Feud over Saenuri primary as Kim protests rulesFormer Prime Minister Kim Hwang-sik, seeking to win the Saenuri Party’s nomination for Seoul mayoral race, suspended his campaign yesterday and turned off his mobile phone.
The move appeared to be a sort of warning to the ruling party that he may withdraw from the primary if the party’s nomination management committee does not stop what he considers its unfair treatment toward him.
Kim’s protest came a day after the nomination committee, which is in charge of setting primary rules for selecting Saenuri candidates for the Seoul mayoral race, decided to hold a three-way primary contest, pitting Kim against both seven-term lawmaker Chung Mong-joon and former two-term lawmaker Lee Hye-hoon.
The decision was in contrast to Kim’s demand that the party arrange a two-way contest for the final primary that would see him face off against Chung.
Political observers speculate that Kim prefers the two-way contest to the three-way vote because he believes Lee’s supporters would be more likely to vote for him if she is pushed out of the running.
Many also believe Kim’s protest yesterday carries the potential for an outright boycott of the primary and is a reflection of his dissatisfaction with the party’s decision to include Lee in the final primary despite that fact that her popularity ratings lag far behind those for him and Chung.
Yoon Won-joong, the director of Kim’s campaign team, visited the Saenuri’s headquarters in Yeouido, western Seoul, yesterday and met with party leader Hwang Woo-yea to lodge a complaint against what he claimed was the party’s “unfair” treatment” toward the former prime minister.
“Kim made a difficult choice deciding to run in the Seoul mayoral election in the hopes of a victory [for the Saenuri],” Yoon said during his meeting with Hwang, adding that the party had taken number of steps that put Kim at a disadvantage in the race.
Yoon also said Kim will have no choice but to stop his campaign if the party does not correct its actions.

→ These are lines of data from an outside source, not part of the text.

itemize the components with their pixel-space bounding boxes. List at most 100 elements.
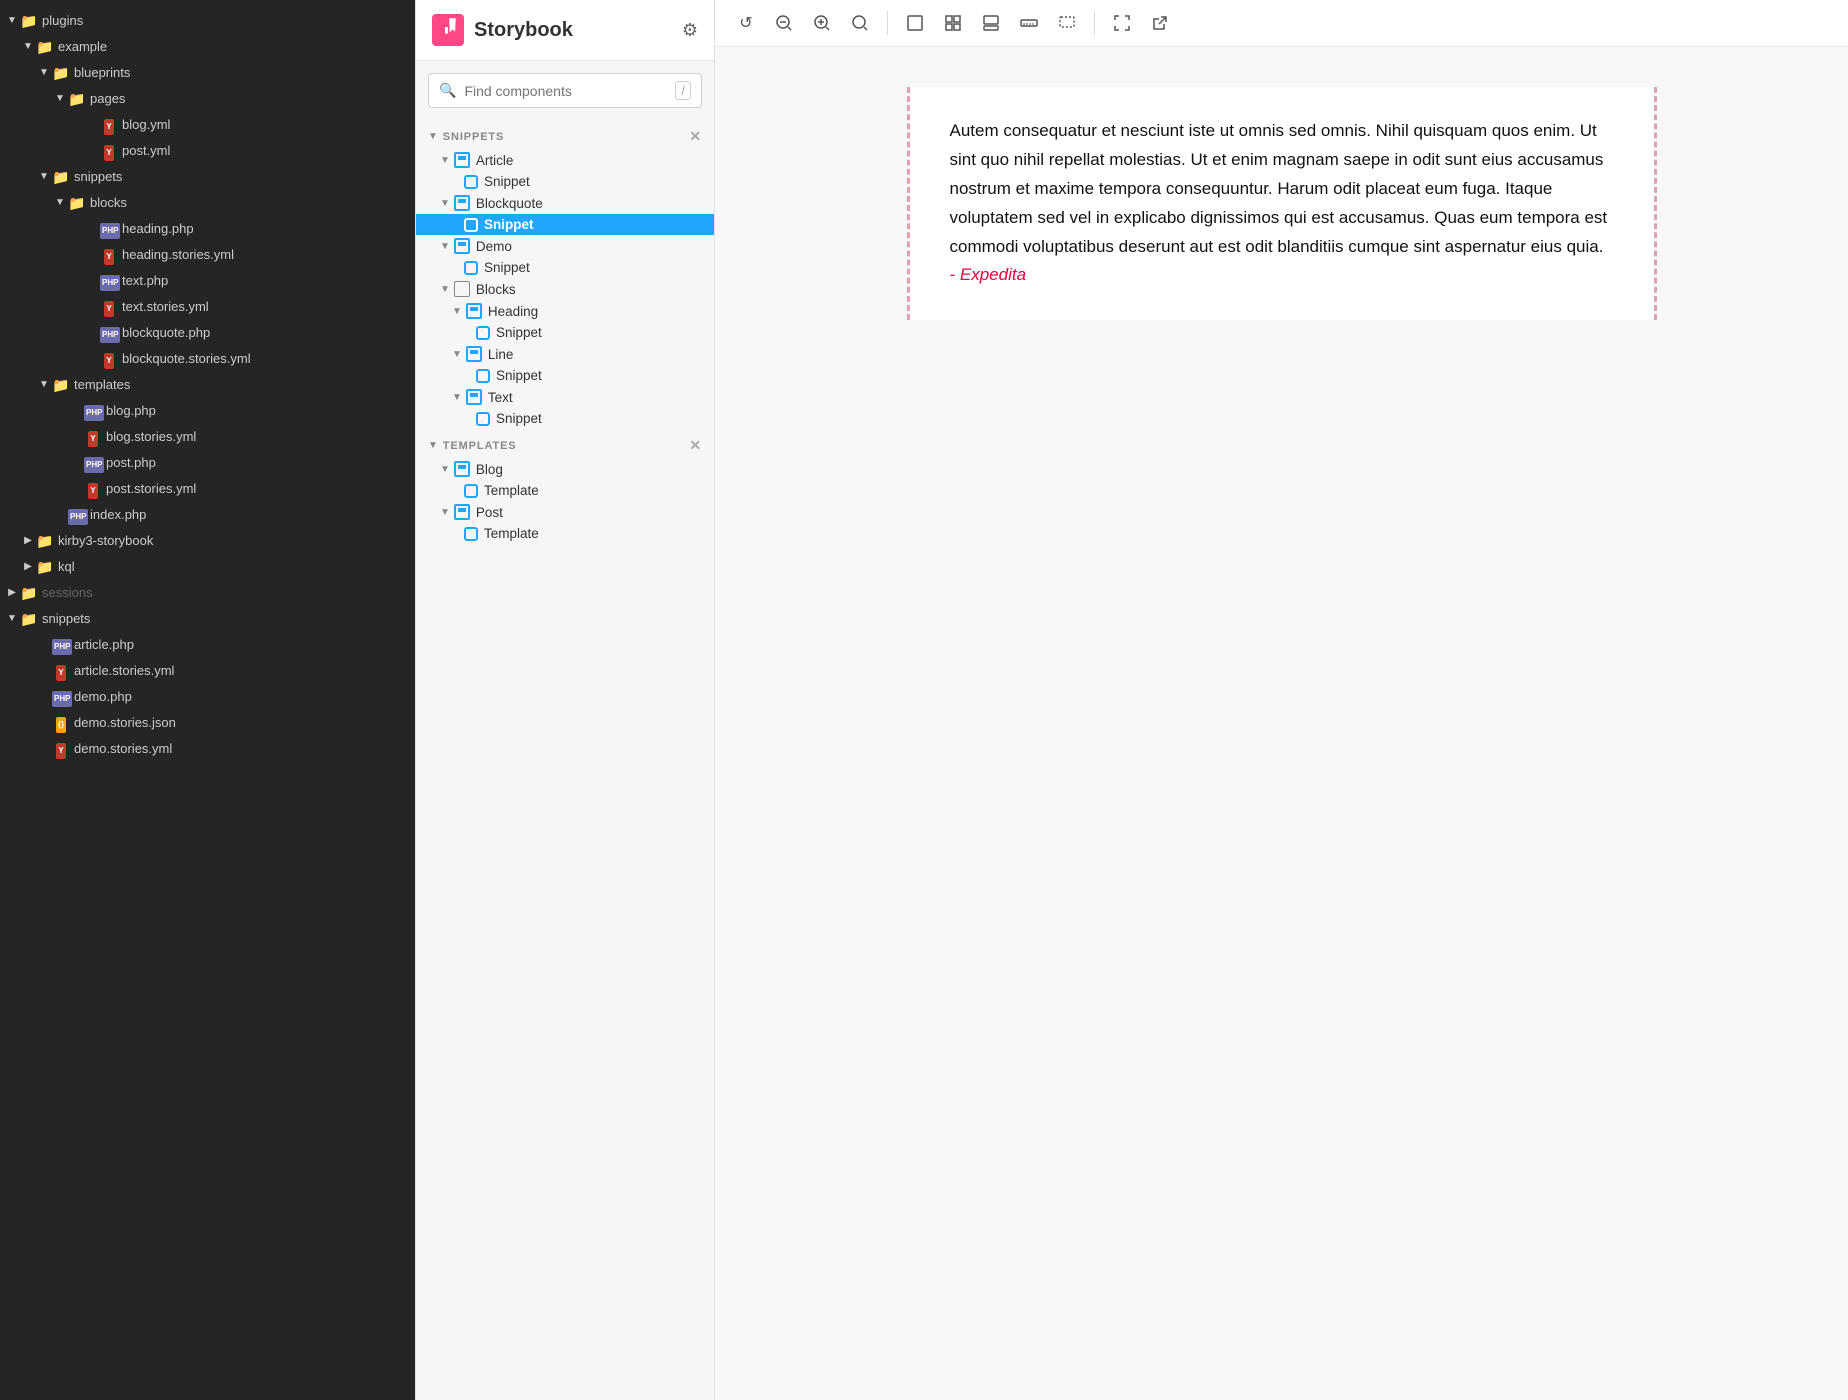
storybook-logo — [432, 14, 464, 46]
php-icon-post: PHP — [84, 454, 102, 472]
toolbar-viewport-button[interactable] — [1052, 8, 1082, 38]
toolbar-divider-2 — [1094, 11, 1095, 35]
tree-item-article-php[interactable]: ▶ PHP article.php — [0, 632, 415, 658]
section-label-snippets: SNIPPETS — [443, 131, 504, 143]
section-snippets-header[interactable]: ▼ SNIPPETS ✕ — [416, 120, 714, 149]
nav-item-article-snippet[interactable]: Snippet — [416, 171, 714, 192]
gear-icon[interactable]: ⚙ — [682, 20, 698, 41]
tree-item-demo-php[interactable]: ▶ PHP demo.php — [0, 684, 415, 710]
tree-label-demo-stories-json: demo.stories.json — [74, 712, 176, 734]
nav-label-blocks-line: Line — [488, 347, 514, 362]
tree-item-snippets-inner[interactable]: ▼ 📁 snippets — [0, 164, 415, 190]
nav-label-demo-snippet: Snippet — [484, 260, 530, 275]
tree-label-blockquote-stories-yml: blockquote.stories.yml — [122, 348, 251, 370]
tree-label-kirby3-storybook: kirby3-storybook — [58, 530, 153, 552]
toolbar-fullscreen-button[interactable] — [1107, 8, 1137, 38]
toolbar-grid-button[interactable] — [938, 8, 968, 38]
tree-item-blockquote-stories-yml[interactable]: ▶ Y blockquote.stories.yml — [0, 346, 415, 372]
nav-item-blog[interactable]: ▼ Blog — [416, 458, 714, 480]
nav-item-article[interactable]: ▼ Article — [416, 149, 714, 171]
toolbar-zoom-in-button[interactable] — [807, 8, 837, 38]
php-icon-heading: PHP — [100, 220, 118, 238]
tree-item-kql[interactable]: ▶ 📁 kql — [0, 554, 415, 580]
nav-item-demo[interactable]: ▼ Demo — [416, 235, 714, 257]
toolbar-reload-button[interactable]: ↺ — [731, 8, 761, 38]
folder-icon-kql: 📁 — [36, 558, 54, 576]
tree-item-example[interactable]: ▼ 📁 example — [0, 34, 415, 60]
nav-item-blocks[interactable]: ▼ Blocks — [416, 278, 714, 300]
tree-item-index-php[interactable]: ▶ PHP index.php — [0, 502, 415, 528]
tree-item-post-php[interactable]: ▶ PHP post.php — [0, 450, 415, 476]
tree-arrow-snippets-inner: ▼ — [36, 166, 52, 188]
search-input[interactable] — [464, 83, 675, 99]
tree-item-demo-stories-yml[interactable]: ▶ Y demo.stories.yml — [0, 736, 415, 762]
tree-item-heading-stories-yml[interactable]: ▶ Y heading.stories.yml — [0, 242, 415, 268]
nav-arrow-blocks: ▼ — [440, 284, 450, 295]
section-close-snippets[interactable]: ✕ — [689, 128, 702, 145]
nav-item-blocks-text-snippet[interactable]: Snippet — [416, 408, 714, 429]
nav-item-blocks-line-snippet[interactable]: Snippet — [416, 365, 714, 386]
tree-item-text-php[interactable]: ▶ PHP text.php — [0, 268, 415, 294]
tree-label-heading-php: heading.php — [122, 218, 194, 240]
nav-item-blockquote-snippet[interactable]: Snippet — [416, 214, 714, 235]
nav-item-post[interactable]: ▼ Post — [416, 501, 714, 523]
toolbar-zoom-out-button[interactable] — [769, 8, 799, 38]
tree-label-snippets-inner: snippets — [74, 166, 122, 188]
toolbar-external-button[interactable] — [1145, 8, 1175, 38]
nav-item-post-template[interactable]: Template — [416, 523, 714, 544]
storybook-panel: Storybook ⚙ 🔍 / ▼ SNIPPETS ✕ ▼ Article S… — [415, 0, 715, 1400]
tree-item-post-yml[interactable]: ▶ Y post.yml — [0, 138, 415, 164]
nav-label-post: Post — [476, 505, 503, 520]
section-arrow-templates: ▼ — [428, 440, 439, 451]
tree-item-blockquote-php[interactable]: ▶ PHP blockquote.php — [0, 320, 415, 346]
nav-item-demo-snippet[interactable]: Snippet — [416, 257, 714, 278]
tree-item-snippets-root[interactable]: ▼ 📁 snippets — [0, 606, 415, 632]
nav-item-blog-template[interactable]: Template — [416, 480, 714, 501]
tree-item-post-stories-yml[interactable]: ▶ Y post.stories.yml — [0, 476, 415, 502]
component-icon-post — [454, 504, 470, 520]
nav-item-blocks-heading-snippet[interactable]: Snippet — [416, 322, 714, 343]
toolbar-panel-button[interactable] — [976, 8, 1006, 38]
tree-item-blog-stories-yml[interactable]: ▶ Y blog.stories.yml — [0, 424, 415, 450]
tree-label-blockquote-php: blockquote.php — [122, 322, 210, 344]
section-templates-header[interactable]: ▼ TEMPLATES ✕ — [416, 429, 714, 458]
tree-label-demo-stories-yml: demo.stories.yml — [74, 738, 172, 760]
toolbar-ruler-button[interactable] — [1014, 8, 1044, 38]
nav-label-blog: Blog — [476, 462, 503, 477]
nav-label-blockquote: Blockquote — [476, 196, 543, 211]
nav-label-article: Article — [476, 153, 514, 168]
tree-item-kirby3-storybook[interactable]: ▶ 📁 kirby3-storybook — [0, 528, 415, 554]
storybook-nav: ▼ SNIPPETS ✕ ▼ Article Snippet ▼ Blockqu… — [416, 116, 714, 1400]
section-close-templates[interactable]: ✕ — [689, 437, 702, 454]
php-icon-demo: PHP — [52, 688, 70, 706]
search-bar[interactable]: 🔍 / — [428, 73, 702, 108]
tree-label-text-stories-yml: text.stories.yml — [122, 296, 209, 318]
tree-item-demo-stories-json[interactable]: ▶ {} demo.stories.json — [0, 710, 415, 736]
tree-item-text-stories-yml[interactable]: ▶ Y text.stories.yml — [0, 294, 415, 320]
tree-label-post-yml: post.yml — [122, 140, 170, 162]
preview-frame: Autem consequatur et nesciunt iste ut om… — [907, 87, 1657, 320]
toolbar-zoom-reset-button[interactable] — [845, 8, 875, 38]
section-arrow-snippets: ▼ — [428, 131, 439, 142]
tree-item-heading-php[interactable]: ▶ PHP heading.php — [0, 216, 415, 242]
search-slash-icon: / — [675, 81, 691, 100]
tree-item-plugins[interactable]: ▼ 📁 plugins — [0, 8, 415, 34]
tree-item-pages[interactable]: ▼ 📁 pages — [0, 86, 415, 112]
nav-item-blocks-heading[interactable]: ▼ Heading — [416, 300, 714, 322]
toolbar-frame-button[interactable] — [900, 8, 930, 38]
tree-item-blueprints[interactable]: ▼ 📁 blueprints — [0, 60, 415, 86]
nav-arrow-blog: ▼ — [440, 464, 450, 475]
tree-item-templates-folder[interactable]: ▼ 📁 templates — [0, 372, 415, 398]
tree-item-article-stories-yml[interactable]: ▶ Y article.stories.yml — [0, 658, 415, 684]
nav-item-blocks-line[interactable]: ▼ Line — [416, 343, 714, 365]
nav-item-blockquote[interactable]: ▼ Blockquote — [416, 192, 714, 214]
preview-toolbar: ↺ — [715, 0, 1848, 47]
tree-item-blocks[interactable]: ▼ 📁 blocks — [0, 190, 415, 216]
yml-icon-blog-stories: Y — [84, 428, 102, 446]
tree-label-blog-yml: blog.yml — [122, 114, 170, 136]
tree-item-sessions[interactable]: ▶ 📁 sessions — [0, 580, 415, 606]
tree-item-blog-php[interactable]: ▶ PHP blog.php — [0, 398, 415, 424]
tree-item-blog-yml[interactable]: ▶ Y blog.yml — [0, 112, 415, 138]
nav-item-blocks-text[interactable]: ▼ Text — [416, 386, 714, 408]
nav-arrow-post: ▼ — [440, 507, 450, 518]
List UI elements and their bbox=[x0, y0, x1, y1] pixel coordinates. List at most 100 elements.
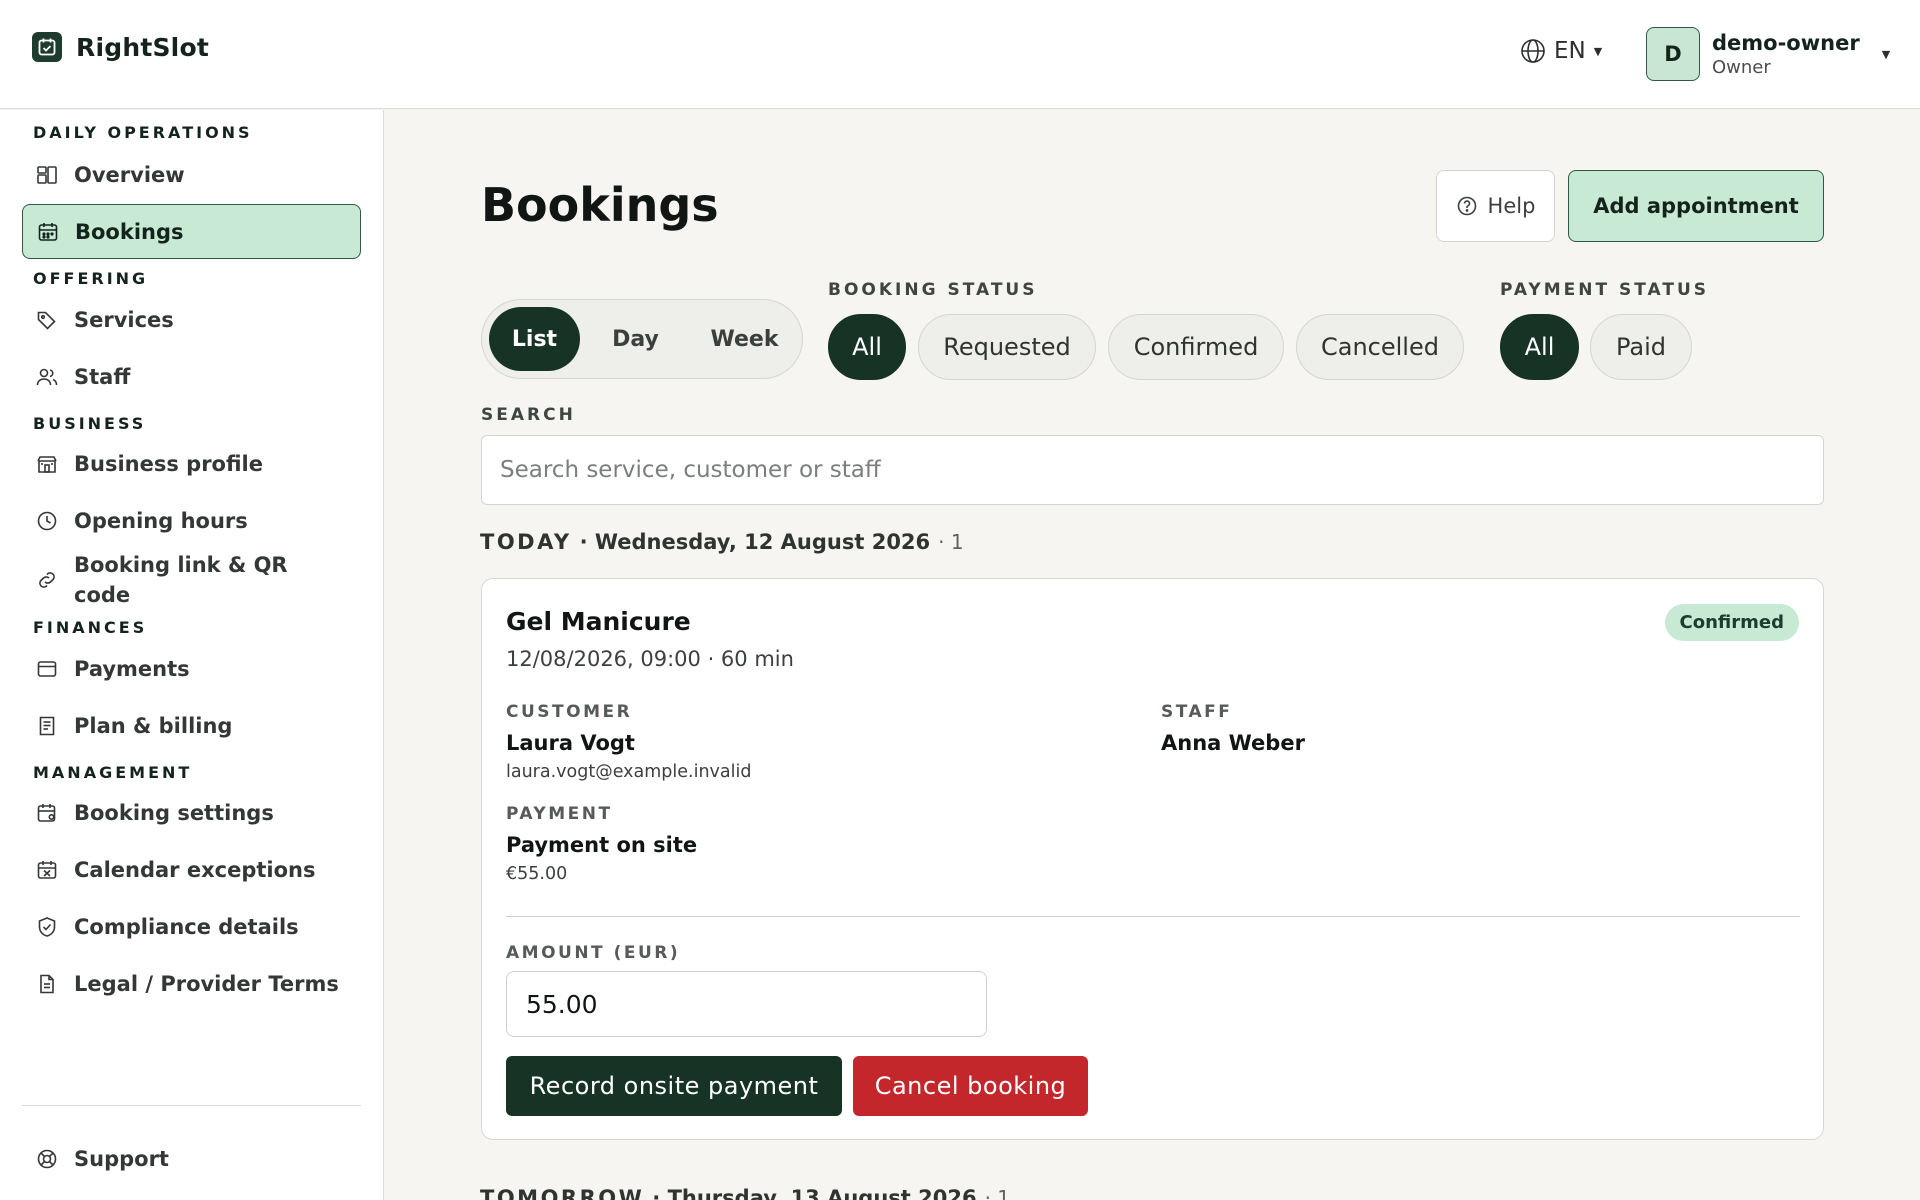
users-icon bbox=[36, 368, 58, 385]
user-role: Owner bbox=[1712, 56, 1771, 78]
today-count: · 1 bbox=[938, 530, 964, 554]
sidebar-item-staff[interactable]: Staff bbox=[22, 349, 361, 404]
view-toggle: List Day Week bbox=[481, 299, 803, 379]
staff-label: STAFF bbox=[1161, 702, 1233, 722]
tomorrow-label: TOMORROW bbox=[480, 1186, 645, 1200]
sidebar-item-legal-terms[interactable]: Legal / Provider Terms bbox=[22, 956, 361, 1011]
tag-icon bbox=[37, 311, 56, 330]
today-label: TODAY bbox=[480, 530, 572, 554]
sidebar-group-business: BUSINESS bbox=[33, 414, 147, 433]
payment-label: PAYMENT bbox=[506, 804, 613, 824]
top-bar: RightSlot EN ▼ D demo-owner Owner ▼ bbox=[0, 0, 1920, 109]
sidebar-item-booking-link[interactable]: Booking link & QR code bbox=[22, 548, 361, 612]
language-selector[interactable]: EN ▼ bbox=[1520, 38, 1602, 64]
add-appointment-button[interactable]: Add appointment bbox=[1568, 170, 1824, 242]
sidebar-item-overview[interactable]: Overview bbox=[22, 147, 361, 202]
amount-label: AMOUNT (EUR) bbox=[506, 943, 681, 963]
booking-card: Gel Manicure 12/08/2026, 09:00 · 60 min … bbox=[481, 578, 1824, 1140]
language-code: EN bbox=[1554, 38, 1586, 64]
sidebar-item-label: Bookings bbox=[75, 219, 184, 244]
view-day-button[interactable]: Day bbox=[588, 307, 683, 371]
search-label: SEARCH bbox=[481, 405, 576, 425]
amount-input[interactable] bbox=[506, 971, 987, 1037]
calendar-icon bbox=[38, 222, 58, 241]
service-name: Gel Manicure bbox=[506, 607, 691, 636]
sidebar-group-offering: OFFERING bbox=[33, 269, 149, 288]
sidebar-item-services[interactable]: Services bbox=[22, 292, 361, 347]
user-name: demo-owner bbox=[1712, 30, 1860, 55]
sidebar-item-bookings[interactable]: Bookings bbox=[22, 204, 361, 259]
booking-status-all-chip[interactable]: All bbox=[828, 314, 906, 380]
sidebar-item-label: Payments bbox=[74, 656, 190, 681]
calendar-x-icon bbox=[37, 860, 57, 879]
sidebar-item-opening-hours[interactable]: Opening hours bbox=[22, 493, 361, 548]
page-title: Bookings bbox=[481, 178, 719, 232]
receipt-icon bbox=[39, 716, 55, 735]
clock-icon bbox=[37, 511, 57, 530]
caret-down-icon: ▼ bbox=[1881, 47, 1891, 61]
sidebar-item-label: Compliance details bbox=[74, 914, 299, 939]
record-onsite-payment-button[interactable]: Record onsite payment bbox=[506, 1056, 842, 1116]
booking-status-cancelled-chip[interactable]: Cancelled bbox=[1296, 314, 1464, 380]
globe-icon bbox=[1520, 38, 1546, 64]
user-menu[interactable]: D demo-owner Owner ▼ bbox=[1646, 27, 1890, 81]
booking-status-label: BOOKING STATUS bbox=[828, 280, 1038, 300]
link-icon bbox=[39, 572, 55, 588]
app-name: RightSlot bbox=[76, 32, 209, 62]
sidebar-group-finances: FINANCES bbox=[33, 618, 148, 637]
sidebar-item-label: Business profile bbox=[74, 451, 263, 476]
sidebar-item-label: Calendar exceptions bbox=[74, 857, 316, 882]
sidebar-item-calendar-exceptions[interactable]: Calendar exceptions bbox=[22, 842, 361, 897]
sidebar-divider bbox=[22, 1105, 361, 1106]
sidebar-item-compliance-details[interactable]: Compliance details bbox=[22, 899, 361, 954]
sidebar-item-label-continued: code bbox=[74, 583, 131, 607]
status-badge: Confirmed bbox=[1664, 604, 1799, 641]
sidebar-item-label: Booking link & QR bbox=[74, 553, 288, 577]
customer-name: Laura Vogt bbox=[506, 731, 635, 755]
sidebar-group-daily-operations: DAILY OPERATIONS bbox=[33, 123, 253, 142]
sidebar-item-support[interactable]: Support bbox=[22, 1131, 361, 1186]
payment-status-label: PAYMENT STATUS bbox=[1500, 280, 1710, 300]
payment-status-all-chip[interactable]: All bbox=[1500, 314, 1579, 380]
tomorrow-count: · 1 bbox=[984, 1186, 1011, 1200]
caret-down-icon: ▼ bbox=[1593, 44, 1603, 58]
help-button-label: Help bbox=[1487, 194, 1536, 218]
sidebar-item-label: Plan & billing bbox=[74, 713, 233, 738]
customer-label: CUSTOMER bbox=[506, 702, 633, 722]
booking-status-confirmed-chip[interactable]: Confirmed bbox=[1108, 314, 1284, 380]
cancel-booking-button[interactable]: Cancel booking bbox=[853, 1056, 1088, 1116]
avatar: D bbox=[1646, 27, 1700, 81]
lifebuoy-icon bbox=[37, 1149, 57, 1168]
card-divider bbox=[506, 916, 1800, 917]
view-week-button[interactable]: Week bbox=[692, 307, 797, 371]
brand[interactable]: RightSlot bbox=[32, 32, 209, 62]
layout-grid-icon bbox=[37, 165, 57, 184]
sidebar-item-business-profile[interactable]: Business profile bbox=[22, 436, 361, 491]
payment-status-paid-chip[interactable]: Paid bbox=[1590, 314, 1692, 380]
sidebar-item-label: Staff bbox=[74, 364, 131, 389]
sidebar-item-booking-settings[interactable]: Booking settings bbox=[22, 785, 361, 840]
help-circle-icon bbox=[1457, 196, 1476, 216]
calendar-check-logo-icon bbox=[32, 32, 62, 62]
tomorrow-heading: TOMORROW · Thursday, 13 August 2026 · 1 bbox=[480, 1186, 1010, 1200]
payment-amount: €55.00 bbox=[506, 864, 568, 884]
view-list-button[interactable]: List bbox=[489, 307, 580, 371]
document-icon bbox=[40, 974, 54, 993]
tomorrow-date: · Thursday, 13 August 2026 bbox=[652, 1186, 977, 1200]
today-heading: TODAY · Wednesday, 12 August 2026 · 1 bbox=[480, 530, 964, 554]
sidebar-item-label: Overview bbox=[74, 162, 185, 187]
sidebar-item-plan-billing[interactable]: Plan & billing bbox=[22, 698, 361, 753]
shield-check-icon bbox=[38, 916, 56, 937]
booking-datetime: 12/08/2026, 09:00 · 60 min bbox=[506, 647, 794, 671]
customer-email: laura.vogt@example.invalid bbox=[506, 762, 752, 782]
sidebar-group-management: MANAGEMENT bbox=[33, 763, 193, 782]
help-button[interactable]: Help bbox=[1436, 170, 1555, 242]
search-input[interactable] bbox=[481, 435, 1824, 505]
today-date: · Wednesday, 12 August 2026 bbox=[579, 530, 931, 554]
staff-name: Anna Weber bbox=[1161, 731, 1305, 755]
sidebar-item-payments[interactable]: Payments bbox=[22, 641, 361, 696]
booking-status-requested-chip[interactable]: Requested bbox=[918, 314, 1096, 380]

The primary, set for April 30, will determine the Saenuri candidate in the Seoul mayoral race. The winner will face off against incumbent Mayor Park Won-soon of the New Politics Alliance for Democracy.
Yoo Seong-sik, who acts as the spokesperson on Kim’s campaign team, held a press briefing yesterday at the National Assembly, where he said that Kim will decide what steps to take after assessing the Saenuri’s efforts to meet his demands for a fair race.
One official from Kim’s campaign team said that Kim felt humiliated by the way the Saenuri’s nomination committee had treated him.
The former prime minister’s decision yesterday to cancel his schedule reflects the growing dissatisfaction he has felt toward the party over the primary process.
Kim has seen the number of his demands for the primary procedures rejected by the Saenuri’s nomination committee since he formally announced his bid for mayor on March 16.
He originally suggested the ruling party hold separate primary votes across four electorates within the capital city - an idea that was later turned down.